VAT refund from the budget
Clause 98.9 of Article 98 of the TCU allows the “transfer for the benefit of the surviving entities” of the non-refunded amounts of taxes. However, clause 184.9 of Article 184 of the TCU, which envisages rules for VAT refund for the final tax period of a taxpayer, is mute on whether the successor company may receive such a refund. Therefore, in respect of merger, acquisition and split-up procedures, the preferable option appears to be carrying the available negative VAT amount forward rather than applying for a VAT refund as the former allows to transfer this tax attribute to the successor company. If such carrying forward is not possible or not preferable for any reasons, the surviving company will likely have to defend its right to claim the VAT refund due to the terminating company in a court of law.
In respect of overpaid tax, if recorded in the taxpayer’s name in the electronic tax records system (administered by the tax authorities), the relevant amounts shall be transferred to the record of the successor company as envisaged in clause 3 of chapter 1 of part II of the Regulation on Maintaining Real-Time Records on Taxes and Duties, Customs and Other Payments Due to Budgets, Unified Social Security Contributions, approved by the Order of the Ministry of the Finance of Ukraine No. 422 dated April 7, 2016.
Along with useful tax attributes, the merging company may be in a tax debt position. Article 98 of the TCU provides that, in case of “merger of two or more taxpayers”, or in case of a split-up, the transfer of tax liabilities and tax debt applies as well.
However, under clause 98.3 of Article 98 of the TCU, in the spin-off procedure, no transfer of tax burden applies, except where the tax authorities conclude that such a reorganization may result in improper settlement of tax liabilities or tax debt by the reorganized entity.

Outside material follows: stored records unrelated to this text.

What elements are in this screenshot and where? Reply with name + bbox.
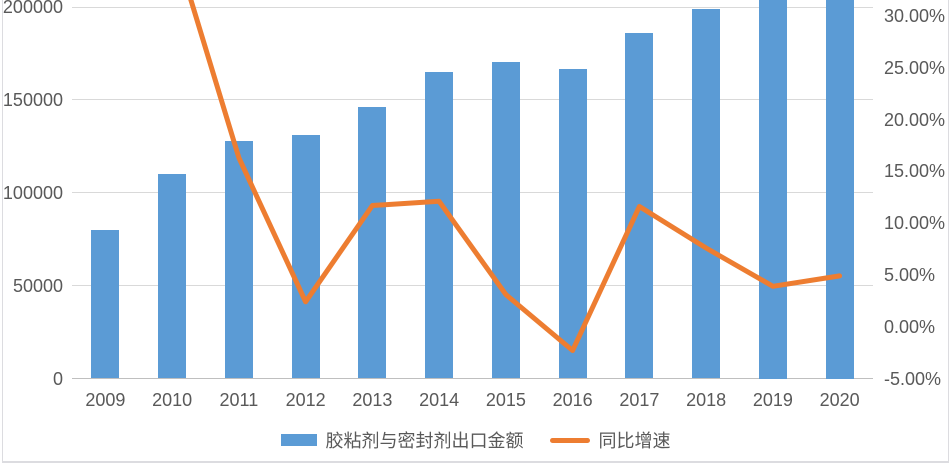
gridline bbox=[72, 285, 873, 287]
right-axis-tick-label: 5.00% bbox=[884, 264, 936, 285]
x-axis-label-2009: 2009 bbox=[85, 390, 126, 410]
x-axis-label-2017: 2017 bbox=[619, 390, 660, 410]
legend-label: 胶粘剂与密封剂出口金额 bbox=[325, 431, 524, 451]
x-axis-label-2020: 2020 bbox=[819, 390, 860, 410]
gridline bbox=[72, 6, 873, 8]
legend-item-growth-rate: 同比增速 bbox=[549, 427, 671, 453]
bar-2009 bbox=[91, 229, 120, 379]
x-axis-label-2012: 2012 bbox=[285, 390, 326, 410]
gridline bbox=[72, 99, 873, 101]
right-axis-tick-label: 15.00% bbox=[884, 161, 946, 182]
bar-2018 bbox=[692, 8, 721, 379]
x-axis-label-2019: 2019 bbox=[752, 390, 793, 410]
x-axis-line bbox=[72, 378, 873, 379]
right-axis-tick-label: 20.00% bbox=[884, 109, 946, 130]
bar-2010 bbox=[158, 174, 187, 379]
bar-2015 bbox=[491, 61, 520, 379]
right-axis-tick-label: 0.00% bbox=[884, 316, 936, 337]
x-axis-label-2016: 2016 bbox=[552, 390, 593, 410]
bar-2012 bbox=[291, 135, 320, 379]
bar-2020 bbox=[825, 0, 854, 379]
legend-item-export-amount: 胶粘剂与密封剂出口金额 bbox=[280, 427, 524, 453]
left-axis-tick-label: 50000 bbox=[12, 275, 63, 296]
left-axis-tick-label: 100000 bbox=[2, 182, 63, 203]
legend-label: 同比增速 bbox=[598, 431, 671, 451]
right-axis-tick-label: 30.00% bbox=[884, 5, 946, 26]
x-axis-label-2014: 2014 bbox=[419, 390, 460, 410]
bar-2013 bbox=[358, 107, 387, 379]
right-axis-tick-label: -5.00% bbox=[884, 368, 942, 389]
right-axis-tick-label: 10.00% bbox=[884, 213, 946, 234]
x-axis-label-2015: 2015 bbox=[485, 390, 526, 410]
legend-bar-swatch-icon bbox=[280, 434, 317, 446]
left-axis-tick-label: 150000 bbox=[2, 89, 63, 110]
right-axis-tick-label: 25.00% bbox=[884, 57, 946, 78]
bar-2014 bbox=[425, 72, 454, 379]
x-axis-label-2010: 2010 bbox=[152, 390, 193, 410]
x-axis-label-2013: 2013 bbox=[352, 390, 393, 410]
legend-line-swatch-icon bbox=[549, 437, 590, 443]
left-axis-tick-label: 0 bbox=[52, 368, 63, 389]
gridline bbox=[72, 192, 873, 194]
chart-legend: 胶粘剂与密封剂出口金额 同比增速 bbox=[0, 428, 951, 452]
x-axis-label-2011: 2011 bbox=[219, 390, 259, 410]
growth-line bbox=[188, 0, 843, 353]
x-axis-label-2018: 2018 bbox=[686, 390, 727, 410]
left-axis-tick-label: 200000 bbox=[2, 0, 63, 18]
bar-2019 bbox=[758, 0, 787, 379]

This rule applies primarily to taxpayers that have a tax pledge imposed upon their property or where the taxpayer “exercised the right to restructure the tax debt”.

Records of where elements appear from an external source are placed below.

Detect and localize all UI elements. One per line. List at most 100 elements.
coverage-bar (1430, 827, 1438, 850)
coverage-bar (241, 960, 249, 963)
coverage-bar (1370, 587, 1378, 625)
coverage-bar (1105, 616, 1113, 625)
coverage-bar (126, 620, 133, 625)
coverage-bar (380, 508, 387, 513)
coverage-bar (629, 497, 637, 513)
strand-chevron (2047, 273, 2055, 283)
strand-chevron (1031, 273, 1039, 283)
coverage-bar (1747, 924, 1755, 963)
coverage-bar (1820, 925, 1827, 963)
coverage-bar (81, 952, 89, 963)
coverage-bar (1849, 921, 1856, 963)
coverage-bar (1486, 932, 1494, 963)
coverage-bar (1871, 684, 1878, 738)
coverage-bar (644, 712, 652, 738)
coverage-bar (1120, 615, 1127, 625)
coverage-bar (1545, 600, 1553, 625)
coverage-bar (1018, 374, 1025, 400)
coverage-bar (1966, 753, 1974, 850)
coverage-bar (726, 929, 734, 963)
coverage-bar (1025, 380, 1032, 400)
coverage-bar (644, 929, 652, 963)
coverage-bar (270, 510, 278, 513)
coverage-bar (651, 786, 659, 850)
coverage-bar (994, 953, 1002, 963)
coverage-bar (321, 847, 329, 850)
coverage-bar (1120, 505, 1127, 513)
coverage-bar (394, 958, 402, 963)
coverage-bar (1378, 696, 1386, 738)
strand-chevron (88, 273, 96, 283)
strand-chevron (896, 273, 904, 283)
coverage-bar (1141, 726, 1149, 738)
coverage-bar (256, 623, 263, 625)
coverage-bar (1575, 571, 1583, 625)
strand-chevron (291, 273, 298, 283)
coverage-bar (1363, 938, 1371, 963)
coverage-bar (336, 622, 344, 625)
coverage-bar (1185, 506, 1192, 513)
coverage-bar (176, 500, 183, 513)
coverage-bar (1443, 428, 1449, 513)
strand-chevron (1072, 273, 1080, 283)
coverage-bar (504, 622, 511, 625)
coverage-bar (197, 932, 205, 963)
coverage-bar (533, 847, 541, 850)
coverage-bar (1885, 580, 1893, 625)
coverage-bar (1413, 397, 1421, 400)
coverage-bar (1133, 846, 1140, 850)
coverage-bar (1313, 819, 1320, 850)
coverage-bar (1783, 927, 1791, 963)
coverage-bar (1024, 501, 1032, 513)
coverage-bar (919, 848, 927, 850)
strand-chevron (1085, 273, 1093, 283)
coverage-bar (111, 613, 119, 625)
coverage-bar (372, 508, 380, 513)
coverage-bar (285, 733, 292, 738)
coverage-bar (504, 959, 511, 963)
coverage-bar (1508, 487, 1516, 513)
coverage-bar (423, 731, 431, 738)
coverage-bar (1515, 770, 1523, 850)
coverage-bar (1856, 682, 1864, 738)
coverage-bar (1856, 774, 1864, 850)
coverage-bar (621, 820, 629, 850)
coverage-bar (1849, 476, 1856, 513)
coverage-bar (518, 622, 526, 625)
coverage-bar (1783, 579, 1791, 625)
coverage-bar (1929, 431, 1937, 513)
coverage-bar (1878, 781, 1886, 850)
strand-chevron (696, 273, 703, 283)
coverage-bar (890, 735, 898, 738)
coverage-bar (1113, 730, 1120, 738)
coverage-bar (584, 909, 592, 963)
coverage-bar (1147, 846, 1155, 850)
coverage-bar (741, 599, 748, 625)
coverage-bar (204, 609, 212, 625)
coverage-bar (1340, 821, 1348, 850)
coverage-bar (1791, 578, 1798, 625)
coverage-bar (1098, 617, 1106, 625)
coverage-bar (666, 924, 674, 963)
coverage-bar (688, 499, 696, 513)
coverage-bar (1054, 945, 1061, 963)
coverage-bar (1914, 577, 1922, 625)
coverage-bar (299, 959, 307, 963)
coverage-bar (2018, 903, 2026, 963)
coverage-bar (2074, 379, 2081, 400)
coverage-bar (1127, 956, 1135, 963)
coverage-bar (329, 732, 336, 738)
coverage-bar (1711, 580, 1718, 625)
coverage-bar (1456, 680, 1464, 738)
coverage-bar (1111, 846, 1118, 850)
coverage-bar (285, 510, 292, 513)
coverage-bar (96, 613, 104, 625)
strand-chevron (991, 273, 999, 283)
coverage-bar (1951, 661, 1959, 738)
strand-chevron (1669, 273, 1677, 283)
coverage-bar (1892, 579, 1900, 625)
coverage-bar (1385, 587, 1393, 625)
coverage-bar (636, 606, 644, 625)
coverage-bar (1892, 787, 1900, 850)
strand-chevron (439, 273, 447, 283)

Therefore, taking into account the VAT exempt treatment, the spin-off procedure may be the preferred option, where the taxpayer is willing to transfer, for whatever reasons, a portion of its assets to another entity.

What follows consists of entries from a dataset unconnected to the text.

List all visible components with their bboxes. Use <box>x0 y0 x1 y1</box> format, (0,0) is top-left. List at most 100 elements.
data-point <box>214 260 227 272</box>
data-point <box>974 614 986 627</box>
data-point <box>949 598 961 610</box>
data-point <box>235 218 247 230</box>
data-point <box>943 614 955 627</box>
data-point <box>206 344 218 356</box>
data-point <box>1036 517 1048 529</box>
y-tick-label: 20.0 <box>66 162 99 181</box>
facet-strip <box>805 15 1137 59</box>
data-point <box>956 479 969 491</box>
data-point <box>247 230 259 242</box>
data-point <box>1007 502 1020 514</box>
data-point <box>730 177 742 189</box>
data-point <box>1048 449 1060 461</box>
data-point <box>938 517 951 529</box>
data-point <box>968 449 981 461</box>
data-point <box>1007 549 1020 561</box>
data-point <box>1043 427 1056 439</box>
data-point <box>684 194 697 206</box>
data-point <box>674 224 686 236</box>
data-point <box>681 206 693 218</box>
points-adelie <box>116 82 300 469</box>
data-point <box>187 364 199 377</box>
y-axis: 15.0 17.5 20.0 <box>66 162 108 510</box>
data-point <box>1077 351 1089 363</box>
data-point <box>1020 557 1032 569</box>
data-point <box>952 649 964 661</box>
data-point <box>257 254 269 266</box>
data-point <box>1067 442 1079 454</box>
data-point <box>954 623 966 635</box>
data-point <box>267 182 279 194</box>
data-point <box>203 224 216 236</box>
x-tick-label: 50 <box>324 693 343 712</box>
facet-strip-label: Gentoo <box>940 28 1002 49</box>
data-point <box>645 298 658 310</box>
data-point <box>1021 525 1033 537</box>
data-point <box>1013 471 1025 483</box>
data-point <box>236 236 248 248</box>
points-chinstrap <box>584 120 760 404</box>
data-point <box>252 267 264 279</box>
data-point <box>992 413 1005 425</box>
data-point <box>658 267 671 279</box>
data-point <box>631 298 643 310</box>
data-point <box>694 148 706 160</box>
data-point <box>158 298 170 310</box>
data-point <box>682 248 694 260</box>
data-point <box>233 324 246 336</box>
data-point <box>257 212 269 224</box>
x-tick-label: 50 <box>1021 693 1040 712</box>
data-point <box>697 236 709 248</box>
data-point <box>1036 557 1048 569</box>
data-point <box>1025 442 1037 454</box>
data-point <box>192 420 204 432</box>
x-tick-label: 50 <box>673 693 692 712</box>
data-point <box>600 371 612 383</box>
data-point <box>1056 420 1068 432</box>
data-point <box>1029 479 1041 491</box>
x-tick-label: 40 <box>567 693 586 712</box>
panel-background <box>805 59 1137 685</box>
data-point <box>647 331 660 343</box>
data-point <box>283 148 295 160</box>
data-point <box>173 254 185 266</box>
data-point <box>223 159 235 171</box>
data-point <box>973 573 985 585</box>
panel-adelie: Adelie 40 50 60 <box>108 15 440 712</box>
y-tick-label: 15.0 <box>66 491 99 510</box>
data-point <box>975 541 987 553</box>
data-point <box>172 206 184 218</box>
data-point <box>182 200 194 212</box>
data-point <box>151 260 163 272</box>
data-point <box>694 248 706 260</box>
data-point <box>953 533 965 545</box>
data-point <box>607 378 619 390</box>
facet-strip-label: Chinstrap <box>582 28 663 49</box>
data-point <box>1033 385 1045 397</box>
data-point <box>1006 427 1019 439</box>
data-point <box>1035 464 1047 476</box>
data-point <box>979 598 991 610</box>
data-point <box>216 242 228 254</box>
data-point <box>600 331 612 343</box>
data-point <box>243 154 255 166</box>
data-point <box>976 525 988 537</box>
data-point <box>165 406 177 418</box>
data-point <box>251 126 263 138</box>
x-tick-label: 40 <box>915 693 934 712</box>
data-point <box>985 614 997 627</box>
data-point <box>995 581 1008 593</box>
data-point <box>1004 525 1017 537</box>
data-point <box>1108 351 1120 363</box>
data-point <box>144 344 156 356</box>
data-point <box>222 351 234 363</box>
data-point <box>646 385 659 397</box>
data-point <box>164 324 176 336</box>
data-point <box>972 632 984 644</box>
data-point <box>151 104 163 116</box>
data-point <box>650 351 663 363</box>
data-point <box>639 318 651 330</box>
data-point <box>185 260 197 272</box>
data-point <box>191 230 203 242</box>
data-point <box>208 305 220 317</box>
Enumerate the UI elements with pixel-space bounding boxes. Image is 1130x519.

Although the Tax Code of Ukraine is silent on transferability of certain tax attributes to the successors within corporate restructurings procedures, subject to proper planning, the corporate reorganization procedures can be neutral from the Ukrainian CIT and VAT perspectives. Still, certain technical issues related to the transfer of tax assets to the successor companies may arise. It should also be noted that the tax implications relating to reorganizations may be “adjusted” by the tax authorities as the latter are empowered to conduct a tax audit if a taxpayer starts a reorganization. These factors require thorough analysis and preparation to the contemplated corporate restructurings depending on the specific circumstances and goals of such corporate changes.